Food and Agriculture Organisation of the United Nations (FAO) and World Meteorological Organization (WMO) jointly released a report titled “Extreme Heat and Agriculture”, which said that rising temperatures and extreme heat are reducing food production and incomes in agrifood systems that 1.23 billion people rely on. It also warned that agricultural yield losses can triple when heat combines with other hazards such as drought and are projected to get much worse as the world warms.  
The report further said that extreme heat is emerging as one of the most urgent and least understood threats to agriculture and food security. It said that rising temperatures, prolonged heatwaves, and shifting climate patterns are already disrupting crop yields, livestock health, water availability, and rural livelihoods – with impacts falling disproportionately on the most vulnerable. 
The only durable solution to protect the future of global agrifood systems from the escalating threat of extreme heat lies in ambitious, multilateral climate change mitigation, it said. The findings of this report make clear that building the resilience of agrifood systems requires coordinated and sustained action. According to report, the fingerprints of extreme heat on agriculture are already visible worldwide. The analysis of scientific evidence and case studies presented in this report confirms that heat is driving significant productivity losses. For example, yields of staple crops like maize and wheat have declined by 7.5 and 6.0 percent per 1 °C of warming and are projected to decline by up to an additional 10 percent for every 1 °C of warming in the future.

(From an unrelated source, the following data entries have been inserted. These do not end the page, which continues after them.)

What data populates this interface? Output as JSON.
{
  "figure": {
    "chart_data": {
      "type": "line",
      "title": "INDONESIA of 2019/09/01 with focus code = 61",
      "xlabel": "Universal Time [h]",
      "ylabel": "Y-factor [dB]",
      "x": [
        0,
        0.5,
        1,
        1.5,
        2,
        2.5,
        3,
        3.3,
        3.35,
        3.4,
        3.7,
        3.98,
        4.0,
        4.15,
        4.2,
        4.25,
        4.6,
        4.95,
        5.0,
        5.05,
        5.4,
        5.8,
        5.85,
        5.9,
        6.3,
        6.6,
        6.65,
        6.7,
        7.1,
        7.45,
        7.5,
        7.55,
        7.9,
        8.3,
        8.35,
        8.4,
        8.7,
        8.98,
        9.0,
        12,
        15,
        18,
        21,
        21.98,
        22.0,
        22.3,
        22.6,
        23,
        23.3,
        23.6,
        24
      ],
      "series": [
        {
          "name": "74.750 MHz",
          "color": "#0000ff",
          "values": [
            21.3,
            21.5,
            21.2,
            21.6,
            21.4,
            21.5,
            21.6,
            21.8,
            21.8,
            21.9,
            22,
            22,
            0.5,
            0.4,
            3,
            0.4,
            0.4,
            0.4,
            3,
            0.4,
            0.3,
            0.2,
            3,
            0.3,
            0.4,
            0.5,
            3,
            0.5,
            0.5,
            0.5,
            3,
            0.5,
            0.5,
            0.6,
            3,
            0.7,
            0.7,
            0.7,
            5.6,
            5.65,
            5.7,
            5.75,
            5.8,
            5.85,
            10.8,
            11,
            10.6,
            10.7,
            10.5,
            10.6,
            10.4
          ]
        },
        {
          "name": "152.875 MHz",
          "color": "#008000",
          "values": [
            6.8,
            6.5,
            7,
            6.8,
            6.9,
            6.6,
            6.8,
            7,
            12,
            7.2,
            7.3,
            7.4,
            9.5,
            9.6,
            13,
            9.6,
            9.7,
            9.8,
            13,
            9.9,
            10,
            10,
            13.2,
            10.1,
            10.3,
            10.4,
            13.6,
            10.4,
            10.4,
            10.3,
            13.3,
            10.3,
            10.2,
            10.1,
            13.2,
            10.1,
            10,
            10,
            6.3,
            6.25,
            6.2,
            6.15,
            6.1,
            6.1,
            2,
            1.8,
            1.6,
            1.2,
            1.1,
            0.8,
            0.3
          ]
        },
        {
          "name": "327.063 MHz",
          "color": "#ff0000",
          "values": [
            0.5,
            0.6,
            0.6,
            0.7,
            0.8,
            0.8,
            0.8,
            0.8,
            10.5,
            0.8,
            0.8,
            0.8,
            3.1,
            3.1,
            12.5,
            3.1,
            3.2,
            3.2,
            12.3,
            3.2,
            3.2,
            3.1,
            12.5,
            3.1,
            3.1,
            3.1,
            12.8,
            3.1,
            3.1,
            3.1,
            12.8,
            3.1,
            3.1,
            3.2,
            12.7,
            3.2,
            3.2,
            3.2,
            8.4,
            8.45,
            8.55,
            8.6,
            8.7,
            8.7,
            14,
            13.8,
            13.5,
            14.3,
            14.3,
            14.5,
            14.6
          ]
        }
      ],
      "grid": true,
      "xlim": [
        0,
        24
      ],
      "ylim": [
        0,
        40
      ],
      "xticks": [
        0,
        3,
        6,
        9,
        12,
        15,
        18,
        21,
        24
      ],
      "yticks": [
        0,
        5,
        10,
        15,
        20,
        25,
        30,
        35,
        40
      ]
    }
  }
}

The FAO/WMO report pays particular attention to how heat affects human beings. Along with heavy sweating, symptoms of heat exhaustion include weakness, muscle spasms and dizziness. For every degree above 20 degrees, labour productivity is said to drop by two to three percent. According to the 2025 Lancet Countdown report, global heat-related mortality rose from an estimated 335 000 deaths annually in 1990–1999 to 546 000 annually in 2012–2021, an increase of more than 60%. FAO and WMO jointly released a report titled “Extreme Heat and Agriculture” on Tuesday.